“Then, lass, why willun’t ye wed me?”

“I cannot tell. Only—women have no second love to give. Why it should be so, God knows. But so it is, David. I could never feel for you—what I felt for another when we walked by the field-ways home to Garth.”

It seemed strange to Cilla that she felt no shame in the confession. She would have shrunk from it at another time; but now it was only of David she thought—of David, who asked for more than she could give him—of David, who asked for honesty, though she longed to keep him here in Garth.

“That’s true,” he answered quietly. “Neither man nor woman has second love to give. But there’s this to say, Cilla. Time and time, when you’re alone on the moor-top, a will-o’-the-wisp comes ’ticing ye into the marshes. True love is true love, lass, and ’tis steady-like; it doesn’t dance like a light-heeled clown at the fair.”

Priscilla of the Good Intent was tired, and saw life hidden, as the street of Garth was hidden by the sick, grey dust that cried to the skies for wholesome rain.
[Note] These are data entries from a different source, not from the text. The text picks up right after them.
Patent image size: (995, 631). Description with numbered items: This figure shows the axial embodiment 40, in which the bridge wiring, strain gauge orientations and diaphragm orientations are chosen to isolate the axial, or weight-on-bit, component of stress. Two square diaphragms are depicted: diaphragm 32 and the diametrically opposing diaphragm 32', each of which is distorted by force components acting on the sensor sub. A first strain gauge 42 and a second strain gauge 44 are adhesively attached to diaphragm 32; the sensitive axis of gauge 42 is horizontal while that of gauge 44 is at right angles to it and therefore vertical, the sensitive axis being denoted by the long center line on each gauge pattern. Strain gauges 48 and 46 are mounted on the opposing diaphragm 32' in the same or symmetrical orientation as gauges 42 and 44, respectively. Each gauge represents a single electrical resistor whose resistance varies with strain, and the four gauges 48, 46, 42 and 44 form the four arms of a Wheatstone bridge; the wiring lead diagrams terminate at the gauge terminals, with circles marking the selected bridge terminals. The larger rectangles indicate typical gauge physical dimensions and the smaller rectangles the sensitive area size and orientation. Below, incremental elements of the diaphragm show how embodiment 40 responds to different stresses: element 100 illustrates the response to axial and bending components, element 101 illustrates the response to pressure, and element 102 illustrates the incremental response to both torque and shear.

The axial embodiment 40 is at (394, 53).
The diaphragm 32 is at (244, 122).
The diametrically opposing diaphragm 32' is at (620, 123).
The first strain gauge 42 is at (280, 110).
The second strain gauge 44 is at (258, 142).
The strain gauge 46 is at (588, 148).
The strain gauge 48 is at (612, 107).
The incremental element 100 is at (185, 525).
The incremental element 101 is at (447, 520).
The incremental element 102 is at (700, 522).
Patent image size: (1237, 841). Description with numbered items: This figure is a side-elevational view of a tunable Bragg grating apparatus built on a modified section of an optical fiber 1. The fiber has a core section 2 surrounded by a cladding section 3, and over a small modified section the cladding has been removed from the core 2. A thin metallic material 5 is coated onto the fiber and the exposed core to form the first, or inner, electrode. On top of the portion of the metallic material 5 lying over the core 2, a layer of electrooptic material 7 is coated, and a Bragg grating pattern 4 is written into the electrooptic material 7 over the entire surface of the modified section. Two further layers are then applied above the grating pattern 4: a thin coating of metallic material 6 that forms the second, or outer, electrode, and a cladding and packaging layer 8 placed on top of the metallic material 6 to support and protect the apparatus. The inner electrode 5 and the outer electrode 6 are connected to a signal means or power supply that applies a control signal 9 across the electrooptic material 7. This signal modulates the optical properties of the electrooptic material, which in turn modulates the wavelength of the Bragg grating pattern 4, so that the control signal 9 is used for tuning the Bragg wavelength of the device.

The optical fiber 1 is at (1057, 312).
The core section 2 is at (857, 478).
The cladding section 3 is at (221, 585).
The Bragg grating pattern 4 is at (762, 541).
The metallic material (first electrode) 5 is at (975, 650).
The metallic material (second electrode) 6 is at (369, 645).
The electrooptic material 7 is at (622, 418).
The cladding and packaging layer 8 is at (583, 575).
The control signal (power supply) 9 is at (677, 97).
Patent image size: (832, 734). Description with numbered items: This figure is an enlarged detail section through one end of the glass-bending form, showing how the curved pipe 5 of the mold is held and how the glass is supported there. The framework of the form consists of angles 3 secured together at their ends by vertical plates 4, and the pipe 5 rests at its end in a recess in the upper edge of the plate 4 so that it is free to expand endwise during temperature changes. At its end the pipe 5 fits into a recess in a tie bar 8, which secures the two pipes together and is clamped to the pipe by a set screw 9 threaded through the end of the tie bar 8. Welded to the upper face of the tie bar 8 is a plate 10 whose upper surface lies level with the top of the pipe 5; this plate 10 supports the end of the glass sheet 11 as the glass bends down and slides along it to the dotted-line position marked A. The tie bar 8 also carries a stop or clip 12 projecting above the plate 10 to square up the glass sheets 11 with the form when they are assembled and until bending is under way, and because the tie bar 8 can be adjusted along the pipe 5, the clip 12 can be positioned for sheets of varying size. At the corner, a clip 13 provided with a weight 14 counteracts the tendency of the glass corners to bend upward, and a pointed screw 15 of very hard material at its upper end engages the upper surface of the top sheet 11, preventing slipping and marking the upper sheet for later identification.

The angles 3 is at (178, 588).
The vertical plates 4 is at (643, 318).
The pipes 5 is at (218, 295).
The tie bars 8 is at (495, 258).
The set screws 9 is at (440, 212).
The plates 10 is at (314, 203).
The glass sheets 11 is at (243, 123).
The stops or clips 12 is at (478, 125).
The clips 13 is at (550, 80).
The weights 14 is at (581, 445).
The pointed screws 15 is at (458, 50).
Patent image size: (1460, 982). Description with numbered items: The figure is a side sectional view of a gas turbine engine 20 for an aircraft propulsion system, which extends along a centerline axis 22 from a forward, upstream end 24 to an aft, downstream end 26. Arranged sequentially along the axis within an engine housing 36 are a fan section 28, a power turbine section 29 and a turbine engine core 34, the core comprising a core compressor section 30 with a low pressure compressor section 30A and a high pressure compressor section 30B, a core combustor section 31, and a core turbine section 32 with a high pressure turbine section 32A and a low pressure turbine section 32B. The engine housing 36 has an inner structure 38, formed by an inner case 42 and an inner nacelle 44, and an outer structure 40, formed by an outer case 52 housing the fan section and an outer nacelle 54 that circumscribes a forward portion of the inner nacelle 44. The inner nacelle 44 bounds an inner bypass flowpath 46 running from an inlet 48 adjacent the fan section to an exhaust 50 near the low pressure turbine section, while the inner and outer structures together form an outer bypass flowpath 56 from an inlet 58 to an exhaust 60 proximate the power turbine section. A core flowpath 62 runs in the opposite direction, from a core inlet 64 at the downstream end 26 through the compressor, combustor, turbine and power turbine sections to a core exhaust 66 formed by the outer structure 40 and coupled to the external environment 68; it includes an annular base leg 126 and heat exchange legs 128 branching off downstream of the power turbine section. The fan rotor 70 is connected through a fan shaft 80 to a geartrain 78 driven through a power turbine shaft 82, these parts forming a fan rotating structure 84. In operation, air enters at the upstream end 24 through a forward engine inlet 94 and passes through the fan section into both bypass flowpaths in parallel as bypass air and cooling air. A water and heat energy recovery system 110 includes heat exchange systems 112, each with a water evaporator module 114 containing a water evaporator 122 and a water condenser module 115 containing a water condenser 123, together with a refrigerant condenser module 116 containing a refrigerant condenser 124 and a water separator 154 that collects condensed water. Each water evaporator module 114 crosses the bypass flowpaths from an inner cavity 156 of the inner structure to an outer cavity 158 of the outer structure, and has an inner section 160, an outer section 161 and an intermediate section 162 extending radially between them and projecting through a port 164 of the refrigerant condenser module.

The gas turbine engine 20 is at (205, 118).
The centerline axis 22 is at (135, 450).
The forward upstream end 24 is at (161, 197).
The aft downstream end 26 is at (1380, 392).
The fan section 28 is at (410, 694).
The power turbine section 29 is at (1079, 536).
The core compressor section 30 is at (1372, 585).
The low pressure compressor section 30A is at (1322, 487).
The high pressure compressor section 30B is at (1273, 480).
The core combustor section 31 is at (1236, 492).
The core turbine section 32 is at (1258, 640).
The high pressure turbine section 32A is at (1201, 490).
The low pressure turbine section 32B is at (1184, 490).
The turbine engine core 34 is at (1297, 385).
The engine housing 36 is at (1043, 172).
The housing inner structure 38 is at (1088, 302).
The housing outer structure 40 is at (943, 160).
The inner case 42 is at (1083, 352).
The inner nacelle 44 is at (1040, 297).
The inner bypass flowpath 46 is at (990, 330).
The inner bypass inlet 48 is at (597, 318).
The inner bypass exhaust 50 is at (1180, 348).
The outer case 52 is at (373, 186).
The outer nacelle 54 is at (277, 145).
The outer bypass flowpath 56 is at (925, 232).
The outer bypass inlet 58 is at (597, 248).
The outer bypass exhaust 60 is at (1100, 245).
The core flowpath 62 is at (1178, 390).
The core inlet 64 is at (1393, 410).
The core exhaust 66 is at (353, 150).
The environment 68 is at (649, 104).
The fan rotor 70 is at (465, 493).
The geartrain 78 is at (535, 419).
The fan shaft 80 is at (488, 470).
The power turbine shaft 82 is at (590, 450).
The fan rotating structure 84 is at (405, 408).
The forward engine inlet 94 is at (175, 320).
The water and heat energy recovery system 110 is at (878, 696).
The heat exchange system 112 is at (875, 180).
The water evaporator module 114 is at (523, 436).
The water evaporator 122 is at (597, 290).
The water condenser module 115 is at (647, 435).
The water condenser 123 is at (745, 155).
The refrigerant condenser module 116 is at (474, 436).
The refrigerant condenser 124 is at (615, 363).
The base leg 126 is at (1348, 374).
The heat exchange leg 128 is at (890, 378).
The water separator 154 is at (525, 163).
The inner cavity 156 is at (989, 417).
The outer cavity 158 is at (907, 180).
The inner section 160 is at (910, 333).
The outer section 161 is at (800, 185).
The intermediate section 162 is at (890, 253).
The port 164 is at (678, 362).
“You’re thinking of Reuben Gaunt?” she asked wearily.

“Ay, just of Reuben Gaunt—no more, no less.” David was watching her eagerly, not as a lover now, but with a dog’s look when he sees his mistress running into danger.

Cilla thought again of that spring journey out to Keta’s Well and home again. It called to her still, like the song of a laverock up above the pastures when spring is wild about the land. Gaunt’s words were in her ear. The kiss she had given him at the gate—the sweet of the growing grass—the surrender, and the glamour of it, and the big lands stretching out before her—Priscilla remembered every moment of that day. She knew that David the Smith was right when he named the glamour a will-o’-the-wisp; but she did not wish to know it; she resisted the knowledge with a curious, headstrong passion that she rarely showed.

“We are to part friends?” she said, in a low, unsteady voice. “You choose a queer way of saying good-by. There was no need to speak of Mr. Gaunt at all, still less to speak ill of him.”

“That is not like you, Cilla,” David answered quietly.